Recipe Discussions => Meat => Topic started by: manfromplaid on February 27, 2014, 05:30:20 PM

Title: bacon temp stall
Post by: manfromplaid on February 27, 2014, 05:30:20 PM
i started to smoke some maple bacon today  all going well untill i hit 140  IT and there it sits  and hints or thoughts  would be helpful  thanks
jeff

2 hrs maple at 130  raised temp to 160. been at 160 for 6 hrs    it at 140 for 2 hrs
Title: Re: bacon temp stall
Post by: bears fan on February 27, 2014, 06:37:02 PM
I pull my bacon when it hits 140.
Title: Re: bacon temp stall
Post by: manfromplaid on February 27, 2014, 06:45:59 PM
its not going any higher so i will pull it now  also
Title: Re: bacon temp stall
Post by: bears fan on February 27, 2014, 06:52:33 PM
It will be perfect. You are going to fry it anyway so you don't want it cooked to a higher temp now. If you for whatever reason wanted it  at a higher temp now you could bump up the smoker temp.
Title: Re: bacon temp stall
Post by: Habanero Smoker on February 28, 2014, 01:55:14 AM
I find when using low temperatures to cook, once the internal temperature of the meat gets to within 20 - 25°F of the cabinet temperature, the rise of the internal temperature slows down considerably.
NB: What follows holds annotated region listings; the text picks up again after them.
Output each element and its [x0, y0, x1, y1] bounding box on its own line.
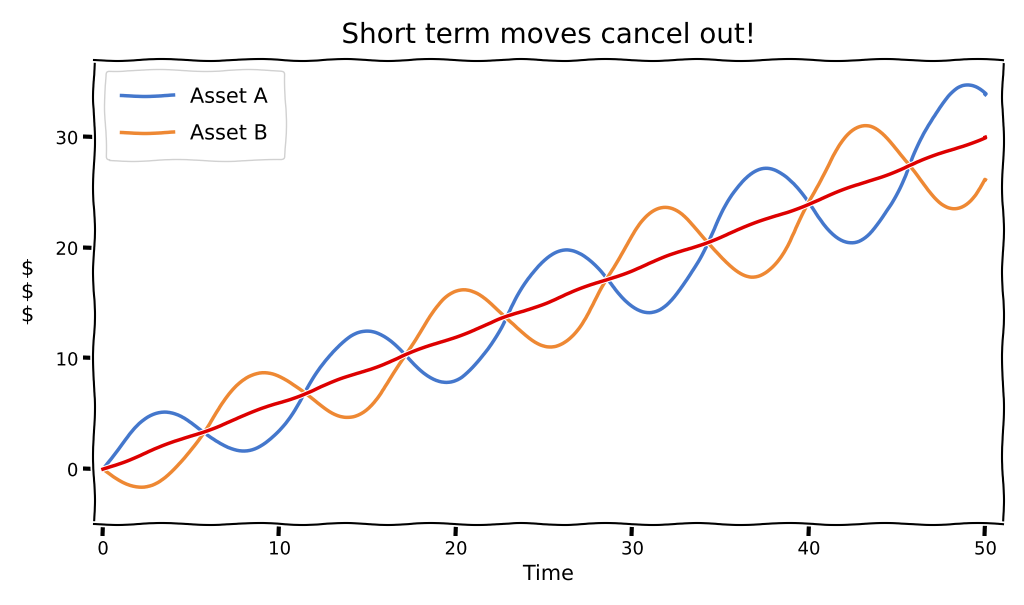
Line: Asset A: Asset A: [103, 85, 985, 469]
Asset A: [526, 270, 539, 278]
Asset B: [503, 317, 515, 324]
Line: Asset B: Asset B: [103, 126, 985, 487]
Asset A: [979, 91, 991, 98]
Asset B: [526, 338, 539, 345]
Asset A: [97, 465, 110, 473]
Asset B: [136, 483, 148, 491]
Legend: Asset A, Asset B: Asset A, Asset B: [104, 70, 285, 160]
Asset B: [792, 221, 804, 229]
Asset B: [979, 176, 991, 183]
Asset A: [961, 82, 973, 89]
X-axis label: Time: Time: [523, 564, 574, 584]
Title: Short term moves cancel out!: Short term moves cancel out!: [341, 21, 756, 49]
Asset A: [142, 414, 155, 422]
Asset B: [142, 483, 155, 490]
Asset A: [953, 83, 966, 90]
Asset B: [860, 123, 872, 130]
Asset B: [97, 465, 110, 473]
Asset B: [954, 203, 967, 211]
Y-axis label: $
$
$: $ $ $: [22, 259, 34, 325]
Asset A: [953, 83, 966, 91]
Asset A: [792, 186, 804, 193]
Asset B: [954, 203, 967, 210]
Asset A: [503, 309, 515, 316]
In addition to the above, it is typical to see a slight stall when the internal temperature hits 140°F; when you are using a low/slow method of cooking, and even a drop in temperature. It is relatively a short period, until you will see the temperature start to rise again. So if you are cooking at a temperature of 225°F, I would say the stall will be no more then 15 - 30 minutes. Cooking at a temperature of 160°F, that stall would be much longer. I've found this stall is more noticeable when I'm smoking/cooking poultry.